Pemahaman Mengenai Jawazimu Lifi’lin Wahidin Minal Fi’lil
Mudhori’i
Jawazim adalah amil-amil yang berfungsi untuk menjazmkan fi’il
mudhori’. Adapun pada pembahasan kali ini hanya akan diuraikan seputar awamil
jawazim yang menjazmkan satu fi’il mudhori’ saja, bukan yang menjazmkan dua
fi’il.
Didalam ilmu
nahwu fi’il mudhori’ bisa dii’rabi jazm jika memang fi’il tersebut
kemasukan oleh salah satu dari awamil jawazim. Jadi sebuah fi’il
mudhori’ tidak bisa dibaca jazm kecuali hanya disebabkan oleh awamil jawazim
saja, tidak bisa dengan sendirinya terbaca jazm tanpa salah satu dari awamil
jawazim. Begitu juga fi’il mudhori’ bisa dii’rabi nashab tidak lain
jika memang didahului oleh salah satu awamil nawashib. Sebagaimana yang
telah kita ketahui bahwa didalam ilmu nahwu sering kita temukan yang namanya
i’rab. Sebuah lafadz bisa dii’rabi rafa’, nashab, jar, atau jazm tentunya
tidak lepas dengan yang namanya ‘amil, yaitu sesuatu yang mempengaruhi
i’rob suatu lafadz.
B.
Pembagian Jawazimu Lifi’lin Wahidin Minal Fi’lil Mudhori’i
Amil-amil yang men-jazm-kan kepada satu fi’il mudhori’ saja adalah:
1.
"لم"
Lam ini disebut juga huruf نفي, جزم , قلب, dikatakan lam nafi dan qolb
karena lam ini berfungsi menafikan fi’il mudhori’ dan membalikkan makna
fi’il mudhori’, yang semula bermakna hal (sekarang) dan mustaqbal (yang
akan datang) menjadi bermakna madhi (yang sudah lewat).[1]

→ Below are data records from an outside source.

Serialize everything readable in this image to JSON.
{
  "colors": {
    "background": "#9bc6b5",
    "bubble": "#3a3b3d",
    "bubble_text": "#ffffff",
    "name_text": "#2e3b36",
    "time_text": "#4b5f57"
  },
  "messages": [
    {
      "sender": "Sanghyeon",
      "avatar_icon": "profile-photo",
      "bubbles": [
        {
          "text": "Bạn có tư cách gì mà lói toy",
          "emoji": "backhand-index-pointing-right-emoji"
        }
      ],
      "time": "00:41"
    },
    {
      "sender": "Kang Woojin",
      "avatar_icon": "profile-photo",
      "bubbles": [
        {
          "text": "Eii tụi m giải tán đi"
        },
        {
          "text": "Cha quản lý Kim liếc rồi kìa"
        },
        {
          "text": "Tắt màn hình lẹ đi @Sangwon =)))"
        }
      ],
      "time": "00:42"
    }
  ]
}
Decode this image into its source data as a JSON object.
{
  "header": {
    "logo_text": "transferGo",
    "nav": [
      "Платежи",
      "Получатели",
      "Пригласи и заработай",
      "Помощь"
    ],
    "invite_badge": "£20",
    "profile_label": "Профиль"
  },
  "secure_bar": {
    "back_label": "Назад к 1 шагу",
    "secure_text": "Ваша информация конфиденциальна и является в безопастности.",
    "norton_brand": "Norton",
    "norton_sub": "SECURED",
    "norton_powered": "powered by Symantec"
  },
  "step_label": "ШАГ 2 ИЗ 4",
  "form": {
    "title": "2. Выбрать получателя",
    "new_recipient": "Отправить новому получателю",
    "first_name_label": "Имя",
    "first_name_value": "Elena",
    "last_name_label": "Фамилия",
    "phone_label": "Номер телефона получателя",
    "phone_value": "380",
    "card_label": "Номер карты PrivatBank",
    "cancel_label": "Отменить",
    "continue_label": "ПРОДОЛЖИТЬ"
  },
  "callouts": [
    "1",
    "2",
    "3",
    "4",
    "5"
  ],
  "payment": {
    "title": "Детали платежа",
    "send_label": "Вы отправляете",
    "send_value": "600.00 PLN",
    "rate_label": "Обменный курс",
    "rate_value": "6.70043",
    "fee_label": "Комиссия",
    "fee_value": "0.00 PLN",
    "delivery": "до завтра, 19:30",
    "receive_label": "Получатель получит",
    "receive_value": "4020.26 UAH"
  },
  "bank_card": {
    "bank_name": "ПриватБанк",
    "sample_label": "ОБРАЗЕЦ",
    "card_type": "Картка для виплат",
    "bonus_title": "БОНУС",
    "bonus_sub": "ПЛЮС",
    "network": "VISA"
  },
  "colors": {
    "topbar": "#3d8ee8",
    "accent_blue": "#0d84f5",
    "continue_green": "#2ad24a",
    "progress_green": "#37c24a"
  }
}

Contoh: و لم يكن له كفوًا أحدٌ
“Dan
tidak ada seorang pun yang setara dengan Allah”
2.
" لمّا"
Merupakan huruf nafi yang menjazmkan fi’il mudhori’ dan membalikkan
makna fi’il mudhori’, yang semula bermakna hal (sekarang) dan mustaqbal
(yang akan datang) menjadi bermakna madhi (yang sudah lewat).
Contoh: لمّا يدخلْ هذه الدارَ أحدٌ
“Seorang
pun belum ada yang memasuki rumah ini”[2]
3.
"لام الأمر و الدعاء"
Lam amr merupakan lam tholabiyyah yang menunjukkan makna perintah.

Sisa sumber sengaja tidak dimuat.